Le nombre de neurones, dans le cortex hémisphérique ou ils se situent en plus grand nombre, est déterminé dés la naissance, et si nous perdons un nombre impressionnant chaque jour, nous en avant suffisamment pour vivre un bon millier d’année ! Chacun d’eux émet un nombre important de ramifications s’articulant, chacune, avec la ramification d’un neurone voisin pour produire une synapse.

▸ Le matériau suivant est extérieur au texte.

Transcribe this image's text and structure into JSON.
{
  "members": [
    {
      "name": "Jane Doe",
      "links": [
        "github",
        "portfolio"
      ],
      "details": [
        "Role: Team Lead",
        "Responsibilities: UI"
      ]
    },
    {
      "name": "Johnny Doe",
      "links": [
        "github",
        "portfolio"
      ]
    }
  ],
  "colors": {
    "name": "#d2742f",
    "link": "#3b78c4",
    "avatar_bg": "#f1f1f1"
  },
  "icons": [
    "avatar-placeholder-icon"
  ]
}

On évalue à cent mille milliard de nombre de synapse existant dans le cortex à l’âge de 2ans. Ce qui est sans commune mesure avec la capacité des ordinateurs les plus sophistiques. Toutefois, à cet âge, les synapses ont une organisation instable, et leur existence est précaire. En faite, suivant les conditions dans lesquelles s’effectuerons les apprentissages auxquels nous sommes soumis au cours de notre éducation, chaque synapse devra s’engager dans une alternative : se stabiliser ou bien dégénérer.

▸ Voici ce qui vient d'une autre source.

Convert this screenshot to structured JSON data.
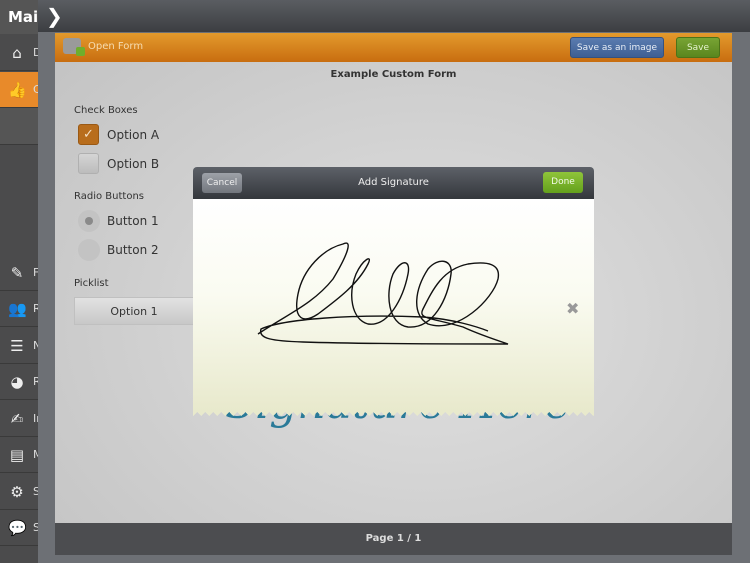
{
  "sidebar": {
    "title": "Main",
    "items": [
      {
        "icon": "home-icon",
        "label": "D"
      },
      {
        "icon": "thumbs-up-icon",
        "label": "C"
      },
      {
        "icon": "pencil-icon",
        "label": "F"
      },
      {
        "icon": "people-icon",
        "label": "R"
      },
      {
        "icon": "notepad-icon",
        "label": "N"
      },
      {
        "icon": "pie-chart-icon",
        "label": "R"
      },
      {
        "icon": "edit-icon",
        "label": "In"
      },
      {
        "icon": "inbox-icon",
        "label": "M"
      },
      {
        "icon": "gear-icon",
        "label": "S"
      },
      {
        "icon": "speech-bubble-icon",
        "label": "S"
      }
    ]
  },
  "header": {
    "open_form": "Open Form",
    "save_image": "Save as an image",
    "save": "Save"
  },
  "form": {
    "title": "Example Custom Form",
    "checkboxes_label": "Check Boxes",
    "option_a": "Option A",
    "option_a_checked": true,
    "option_b": "Option B",
    "option_b_checked": false,
    "radio_label": "Radio Buttons",
    "button1": "Button 1",
    "button2": "Button 2",
    "selected_radio": "Button 1",
    "picklist_label": "Picklist",
    "picklist_value": "Option 1",
    "signature_placeholder": "Signature Here"
  },
  "footer": {
    "page": "Page 1 / 1"
  },
  "dialog": {
    "cancel": "Cancel",
    "title": "Add Signature",
    "done": "Done",
    "clear_icon": "close-icon"
  },
  "colors": {
    "accent": "#e88a2a",
    "done": "#78b52c",
    "save_image": "#4e6fa3"
  }
}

En fonction de l’expérience active d’un sujet et selon la richesse des situations explorées, l’apprentissage sollicitera sélectivement certains circuits synaptiques qui tendront à se stabiliser si leur fonction est convenablement entretenue.
A l’inverse les synapses qui n’auront pas été sollicitées tendront à dégénérer. Lorsqu’une synapse se sera stabilisée, elle pourra si nous l’entretenons, revenir à son état initial pour être réutilisée. Les synapses inutilisées seront, elles, condamnées à se dégénérer définitivement.

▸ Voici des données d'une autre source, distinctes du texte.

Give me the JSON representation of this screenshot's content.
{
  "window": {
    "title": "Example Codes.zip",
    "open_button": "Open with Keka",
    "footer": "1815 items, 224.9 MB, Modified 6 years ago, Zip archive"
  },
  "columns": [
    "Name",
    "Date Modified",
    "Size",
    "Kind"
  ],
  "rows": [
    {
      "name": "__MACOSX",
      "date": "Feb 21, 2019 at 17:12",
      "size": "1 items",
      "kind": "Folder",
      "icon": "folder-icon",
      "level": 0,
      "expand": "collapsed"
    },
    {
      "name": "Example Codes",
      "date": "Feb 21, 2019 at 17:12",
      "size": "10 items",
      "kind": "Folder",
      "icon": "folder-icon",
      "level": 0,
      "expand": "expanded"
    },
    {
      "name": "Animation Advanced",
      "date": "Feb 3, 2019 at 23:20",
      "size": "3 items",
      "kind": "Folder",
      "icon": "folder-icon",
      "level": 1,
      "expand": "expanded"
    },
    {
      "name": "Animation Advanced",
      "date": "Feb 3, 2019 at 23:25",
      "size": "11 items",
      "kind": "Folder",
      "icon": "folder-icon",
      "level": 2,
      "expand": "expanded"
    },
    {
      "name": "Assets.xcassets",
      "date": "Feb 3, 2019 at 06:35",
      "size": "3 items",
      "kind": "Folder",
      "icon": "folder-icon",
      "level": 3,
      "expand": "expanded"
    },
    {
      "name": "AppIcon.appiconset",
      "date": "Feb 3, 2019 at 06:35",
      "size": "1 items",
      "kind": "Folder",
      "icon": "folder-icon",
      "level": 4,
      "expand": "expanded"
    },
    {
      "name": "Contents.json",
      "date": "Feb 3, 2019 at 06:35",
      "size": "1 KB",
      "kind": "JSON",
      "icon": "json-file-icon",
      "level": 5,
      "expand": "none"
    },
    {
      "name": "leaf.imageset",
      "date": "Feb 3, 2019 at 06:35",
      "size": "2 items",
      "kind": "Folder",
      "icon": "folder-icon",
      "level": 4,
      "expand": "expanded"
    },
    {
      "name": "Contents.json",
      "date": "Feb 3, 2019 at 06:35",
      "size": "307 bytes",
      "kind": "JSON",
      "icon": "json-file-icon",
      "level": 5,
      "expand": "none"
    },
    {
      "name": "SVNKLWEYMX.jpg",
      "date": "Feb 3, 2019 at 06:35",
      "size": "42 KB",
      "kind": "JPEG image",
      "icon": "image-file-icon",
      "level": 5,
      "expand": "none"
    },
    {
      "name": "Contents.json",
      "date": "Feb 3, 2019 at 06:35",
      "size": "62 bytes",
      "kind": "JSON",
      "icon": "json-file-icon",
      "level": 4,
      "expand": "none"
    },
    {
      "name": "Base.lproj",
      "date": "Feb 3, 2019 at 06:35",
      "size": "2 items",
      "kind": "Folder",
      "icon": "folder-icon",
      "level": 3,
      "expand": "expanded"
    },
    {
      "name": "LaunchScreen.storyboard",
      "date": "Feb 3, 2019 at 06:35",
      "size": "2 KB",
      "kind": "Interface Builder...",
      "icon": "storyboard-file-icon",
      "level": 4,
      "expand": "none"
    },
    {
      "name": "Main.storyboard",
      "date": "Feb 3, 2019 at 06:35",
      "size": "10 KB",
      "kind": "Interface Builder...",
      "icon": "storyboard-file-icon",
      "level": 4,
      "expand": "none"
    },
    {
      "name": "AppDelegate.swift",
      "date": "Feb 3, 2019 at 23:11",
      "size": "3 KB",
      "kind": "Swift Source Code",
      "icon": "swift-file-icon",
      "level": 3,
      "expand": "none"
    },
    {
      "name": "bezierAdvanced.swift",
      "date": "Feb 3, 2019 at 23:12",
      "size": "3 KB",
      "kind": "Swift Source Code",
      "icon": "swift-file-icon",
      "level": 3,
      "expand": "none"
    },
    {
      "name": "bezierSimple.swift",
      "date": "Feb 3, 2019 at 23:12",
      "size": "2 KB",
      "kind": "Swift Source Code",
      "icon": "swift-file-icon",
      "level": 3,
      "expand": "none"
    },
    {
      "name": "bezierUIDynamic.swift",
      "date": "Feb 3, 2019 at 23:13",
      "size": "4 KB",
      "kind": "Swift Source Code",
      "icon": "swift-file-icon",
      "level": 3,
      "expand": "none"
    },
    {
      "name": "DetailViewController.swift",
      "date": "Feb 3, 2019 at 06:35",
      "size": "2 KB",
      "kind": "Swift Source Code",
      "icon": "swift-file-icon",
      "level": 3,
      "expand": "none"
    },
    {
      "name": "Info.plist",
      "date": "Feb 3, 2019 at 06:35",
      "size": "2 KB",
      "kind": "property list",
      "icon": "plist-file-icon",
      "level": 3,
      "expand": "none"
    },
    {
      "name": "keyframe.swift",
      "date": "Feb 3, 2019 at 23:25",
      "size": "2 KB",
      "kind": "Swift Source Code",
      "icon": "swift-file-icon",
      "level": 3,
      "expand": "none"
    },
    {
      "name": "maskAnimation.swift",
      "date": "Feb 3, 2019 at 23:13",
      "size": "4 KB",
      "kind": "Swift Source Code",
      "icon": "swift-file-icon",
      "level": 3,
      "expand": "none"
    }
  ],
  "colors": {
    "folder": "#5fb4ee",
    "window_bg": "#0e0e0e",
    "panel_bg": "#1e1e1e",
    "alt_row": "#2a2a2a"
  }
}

Aussi paradoxal que cela puisse paraitre, c'est-à-dire en se conditionnant à certains types d’apprentissages techniques, on stabilise certes des synapses, mais on opérant ce choix, ou plutôt en le subissant, on est contraint d’en éliminer d’autres.
Ainsi ce que nous gagnons en spécialisation, nous le perdant en compétence stratégique, en potentiel d’adaptabilité, d’où restriction de notre champ d’action et perte progressive, avec l’âgé, de notre identité sociale.
Pour tenter de remédier a cette perte irréversible, il convient d’offrir aux enfants des activités compensatoires (manuelles, artistiques et sportives), à dominante ludique et d’où sera banni tout esprit de compétition.
Pour les mêmes raisons, les adultes qui vieillissent le mieux sont ceux qui ont des «hobbies» et manifestent, devant les choses de la vie, une attitude de recherche et de curiosité, laquelle n’est pas sans rappeler celle de l’enfant en quête de d’exploration active pour découvrir et investir son milieu environnant.